Thank you, svlandeg, for your suggestion! Let me run my examples with old and new entities as suggested first. Thanks.

chaitanya1019 commented 5 years ago

The blank en model does not contain a pre-trained NER model, you need to use one of the precompiled models like en_core_web_sm. Check in your code first (before any retraining) that your current model is correctly recognising the old entities, then start mixing in new entities and retrain, all the while testing whether your model is now performing well on both old and new entities. You need to evaluate this as you retrain to figure out how many old and new examples you'll need.

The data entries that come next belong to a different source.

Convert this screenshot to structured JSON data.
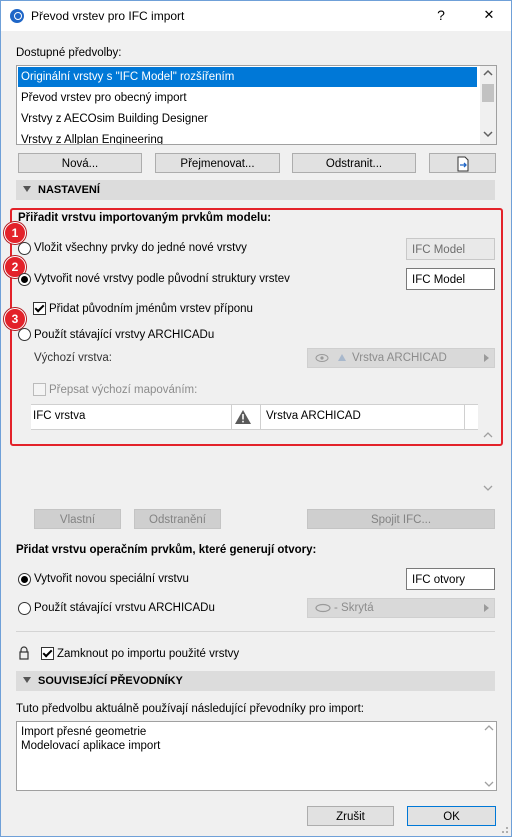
{
  "window": {
    "title": "Převod vrstev pro IFC import",
    "help": "?",
    "close": "✕"
  },
  "presets": {
    "label": "Dostupné předvolby:",
    "items": [
      "Originální vrstvy s \"IFC Model\" rozšířením",
      "Převod vrstev pro obecný import",
      "Vrstvy z AECOsim Building Designer",
      "Vrstvy z Allplan Engineering"
    ],
    "selected_index": 0
  },
  "preset_buttons": {
    "new": "Nová...",
    "rename": "Přejmenovat...",
    "delete": "Odstranit..."
  },
  "settings": {
    "header": "NASTAVENÍ",
    "assign_label": "Přiřadit vrstvu importovaným prvkům modelu:",
    "opt1_label": "Vložit všechny prvky do jedné nové vrstvy",
    "opt1_field": "IFC Model",
    "opt2_label": "Vytvořit nové vrstvy podle původní struktury vrstev",
    "opt2_field": "IFC Model",
    "suffix_label": "Přidat původním jménům vrstev příponu",
    "opt3_label": "Použít stávající vrstvy ARCHICADu",
    "default_layer_label": "Výchozí vrstva:",
    "default_layer_value": "Vrstva ARCHICAD",
    "override_label": "Přepsat výchozí mapováním:",
    "table": {
      "col1": "IFC vrstva",
      "col2": "Vrstva ARCHICAD"
    },
    "badges": [
      "1",
      "2",
      "3"
    ],
    "custom_button": "Vlastní",
    "remove_button": "Odstranění",
    "connect_button": "Spojit IFC..."
  },
  "opening": {
    "label": "Přidat vrstvu operačním prvkům, které generují otvory:",
    "opt1_label": "Vytvořit novou speciální vrstvu",
    "opt1_field": "IFC otvory",
    "opt2_label": "Použít stávající vrstvu ARCHICADu",
    "opt2_value": "- Skrytá"
  },
  "lock": {
    "label": "Zamknout po importu použité vrstvy"
  },
  "translators": {
    "header": "SOUVISEJÍCÍ PŘEVODNÍKY",
    "info": "Tuto předvolbu aktuálně používají následující převodníky pro import:",
    "lines": [
      "Import přesné geometrie",
      "Modelovací aplikace import"
    ]
  },
  "footer": {
    "cancel": "Zrušit",
    "ok": "OK"
  },
  "colors": {
    "accent": "#0078d7",
    "highlight": "#e3222a"
  }
}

Thank you, svlandeg, for your suggestion! Let me run my examples with old and new entities as suggested first. Thanks.

Hi Jack, I am also working on the same kaggle dataset, and following the https://github.com/DataTurks-Engg/Entity-Recognition-In-Resumes-SpaCy here to train my custom ner model, the author has used a test data.json to test his custom ner model and he is getting accurate results. but in my case i want to use a resume in pdf/doc/docx format and extract the entities and its labels from my trained custom ner model. I used pdfminer.six to convert the pdf to text and applied my custom ner model onto it. Out of the 9 entities(Companies Worked at Skills Graduation Year College Name Degree Designation Email Address Location Name) i used to train my model, it's recognizing only 5-6 entities for all the resumes i tested out. Can u please help me with this. Please have a look at my code.

`from future import unicode_literals, print_function

import plac import random from pathlib import Path import spacy from spacy.util import minibatch, compounding from dataturks_train import convert_dataturks_to_spacy

training data

TRAIN_DATA = convert_dataturks_to_spacy("C:/Users/chaitanyas/Desktop/resume_parser_ner_spacy/Entity-Recognition-In-Resumes-SpaCy/traindata.json")

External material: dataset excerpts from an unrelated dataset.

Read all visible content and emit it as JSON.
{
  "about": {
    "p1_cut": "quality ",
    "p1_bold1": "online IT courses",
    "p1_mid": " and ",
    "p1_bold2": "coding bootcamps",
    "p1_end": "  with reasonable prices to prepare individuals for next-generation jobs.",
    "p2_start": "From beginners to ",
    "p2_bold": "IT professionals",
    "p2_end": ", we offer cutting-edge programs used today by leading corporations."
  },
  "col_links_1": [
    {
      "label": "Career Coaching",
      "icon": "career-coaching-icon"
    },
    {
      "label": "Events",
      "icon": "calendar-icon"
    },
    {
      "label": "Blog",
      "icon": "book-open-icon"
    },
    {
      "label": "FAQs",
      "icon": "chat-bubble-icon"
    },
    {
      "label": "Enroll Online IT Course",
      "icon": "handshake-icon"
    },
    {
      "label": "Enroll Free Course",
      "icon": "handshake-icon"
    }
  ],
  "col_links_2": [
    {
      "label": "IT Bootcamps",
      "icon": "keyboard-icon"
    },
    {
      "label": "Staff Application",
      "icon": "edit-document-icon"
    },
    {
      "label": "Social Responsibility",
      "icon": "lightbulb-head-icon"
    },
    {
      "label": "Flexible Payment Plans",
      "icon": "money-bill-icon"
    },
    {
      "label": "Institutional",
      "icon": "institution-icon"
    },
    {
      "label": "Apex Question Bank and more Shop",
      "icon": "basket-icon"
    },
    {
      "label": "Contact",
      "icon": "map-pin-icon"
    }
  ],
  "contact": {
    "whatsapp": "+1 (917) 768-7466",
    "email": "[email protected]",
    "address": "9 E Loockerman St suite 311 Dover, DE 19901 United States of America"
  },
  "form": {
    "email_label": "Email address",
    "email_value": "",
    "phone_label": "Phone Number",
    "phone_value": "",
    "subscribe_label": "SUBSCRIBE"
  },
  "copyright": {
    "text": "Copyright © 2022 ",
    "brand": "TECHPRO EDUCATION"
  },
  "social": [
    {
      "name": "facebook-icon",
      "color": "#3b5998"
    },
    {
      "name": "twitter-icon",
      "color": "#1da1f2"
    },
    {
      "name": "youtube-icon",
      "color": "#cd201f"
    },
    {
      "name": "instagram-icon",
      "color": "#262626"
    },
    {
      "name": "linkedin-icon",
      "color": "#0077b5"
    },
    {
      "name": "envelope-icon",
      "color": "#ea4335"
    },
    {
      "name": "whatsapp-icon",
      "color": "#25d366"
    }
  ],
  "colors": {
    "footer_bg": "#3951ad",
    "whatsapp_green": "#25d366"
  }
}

@plac.annotations( model=("Model name. Defaults to blank 'en' model.", "option", "m", str), output_dir=("C:/Users/chaitanyas/Desktop/resume_parser_ner_spacy/PDF-Resume-Parsing-with-spacy/saved_model_0.2", "option", "o", Path), n_iter=("Number of training iterations", "option", "n", int), )

def main(model=None, output_dir='C:/Users/chaitanyas/Desktop/resume_parser_ner_spacy/PDF-Resume-Parsing-with-spacy/saved_model_0.2', n_iter=100): """Load the model, set up the pipeline and train the entity recognizer.""" if model is not None: nlp = spacy.load(model) # load existing spaCy model print("Loaded model '%s'" % model) else: nlp = spacy.blank("en") # create blank Language class print("Created blank 'en' model")

# create the built-in pipeline components and add them to the pipeline
# nlp.create_pipe works for built-ins that are registered with spaCy
if "ner" not in nlp.pipe_names:
    ner = nlp.create_pipe("ner")
    nlp.add_pipe(ner, last=True)
# otherwise, get it so we can add labels
else:
    ner = nlp.get_pipe("ner")

# add labels
for _, annotations in TRAIN_DATA:
    for ent in annotations.get("entities"):
        ner.add_label(ent[2])

# get names of other pipes to disable them during training
other_pipes = [pipe for pipe in nlp.pipe_names if pipe != "ner"]
with nlp.disable_pipes(*other_pipes):  # only train NER
    # reset and initialize the weights randomly – but only if we're
    # training a new model
    if model is None:
        nlp.begin_training()
    for itn in range(n_iter):
        print(n_iter-itn  ,"Iterations left")
        random.shuffle(TRAIN_DATA)
        losses = {}
        # batch up the examples using spaCy's minibatch
        batches = minibatch(TRAIN_DATA, size=compounding(4.0, 32.0, 1.001))
        for batch in batches:
            texts, annotations = zip(*batch)
            nlp.update(
                texts,  # batch of texts
                annotations,  # batch of annotations
                drop=0.2,  # dropout - make it harder to memorise data
                losses=losses,
            )
        print("Losses", losses)

# test the trained model
for text, _ in TRAIN_DATA:
    doc = nlp(text)
    print("Entities", [(ent.text, ent.label_) for ent in doc.ents])
    print("Tokens", [(t.text, t.ent_type_, t.ent_iob) for t in doc])

# save model to output directory
if output_dir is not None:
    output_dir = Path(output_dir)
    if not output_dir.exists():
        output_dir.mkdir()
    nlp.to_disk(output_dir)
    print("Saved model to", output_dir)

    # test the saved model
    print("Loading from", output_dir)
    nlp2 = spacy.load(output_dir)
    for text, _ in TRAIN_DATA:
        doc = nlp2(text)
        print("Entities", [(ent.text, ent.label_) for ent in doc.ents])
        print("Tokens", [(t.text, t.ent_type_, t.ent_iob) for t in doc])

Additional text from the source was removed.